Re: [v7 5/5] mm, oom: cgroup v2 mount option to disable cgroup-aware OOM killer
From: Johannes Weiner
Date: Tue Sep 05 2017 - 17:54:06 EST
On Tue, Sep 05, 2017 at 03:44:12PM +0200, Michal Hocko wrote:
> Why is this an opt out rather than opt-in? IMHO the original oom logic
> should be preserved by default and specific workloads should opt in for
> the cgroup aware logic. Changing the global behavior depending on
> whether cgroup v2 interface is in use is more than unexpected and IMHO
> wrong approach to take. I think we should instead go with
> oom_strategy=[alloc_task,biggest_task,cgroup]
>
> we currently have alloc_task (via sysctl_oom_kill_allocating_task) and
> biggest_task which is the default. You are adding cgroup and the more I
> think about the more I agree that it doesn't really make sense to try to
> fit thew new semantic into the existing one (compare tasks to kill-all
> memcgs). Just introduce a new strategy and define a new semantic from
> scratch. Memcg priority and kill-all are a natural extension of this new
> strategy. This will make the life easier and easier to understand by
> users.
oom_kill_allocating_task is actually a really good example of why
cgroup-awareness *should* be the new default.
Before we had the oom killer victim selection, we simply killed the
faulting/allocating task. While a valid answer to the problem, it's
not very fair or representative of what the user wants or intends.
Then we added code to kill the biggest offender instead, which should
have been the case from the start and was hence made the new default.
The oom_kill_allocating_task was added on the off-chance that there
might be setups who, for historical reasons, rely on the old behavior.
But our default was chosen based on what behavior is fair, expected,
and most reflective of the user's intentions.
The cgroup-awareness in the OOM killer is exactly the same thing. It
should have been the default from the beginning, because the user
configures a group of tasks to be an interdependent, terminal unit of
memory consumption, and it's undesirable for the OOM killer to ignore
this intention and compare members across these boundaries.

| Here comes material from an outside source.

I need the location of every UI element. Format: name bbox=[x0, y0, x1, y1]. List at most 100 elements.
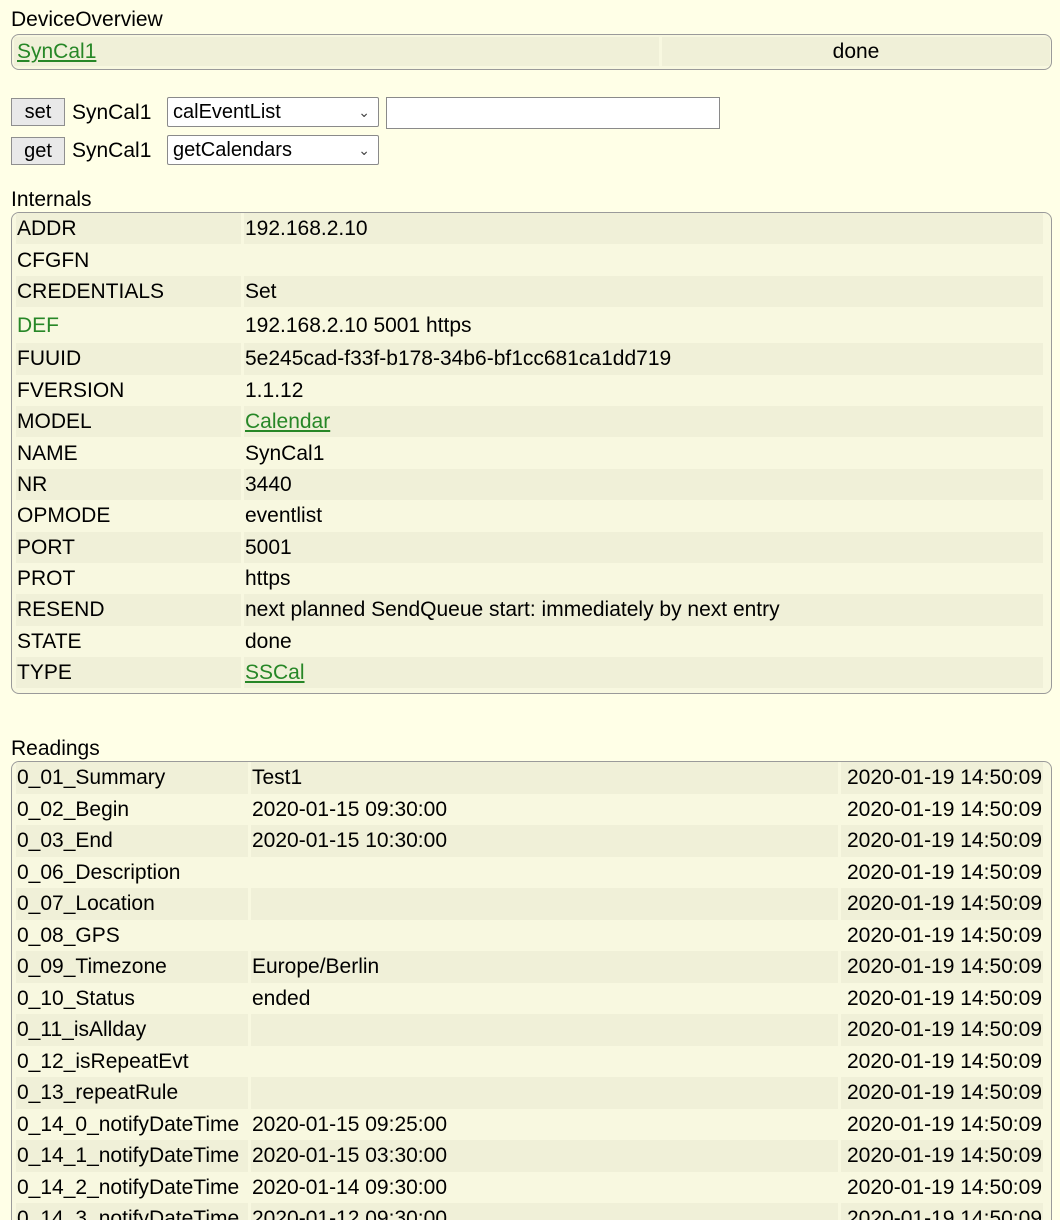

We should go the same way here as with kill_alloc_task: the default
should be what's sane and expected by the vast majority of our users,
with a knob (I would prefer a sysctl here, actually) to switch back in
case somebody - unexpectedly - actually relies on the old behavior.
I don't see why couldn't change user-visible behavior here if we don't
expect anyone (quirky setups aside) to rely on it AND we provide a
knob to revert in the field for the exceptions.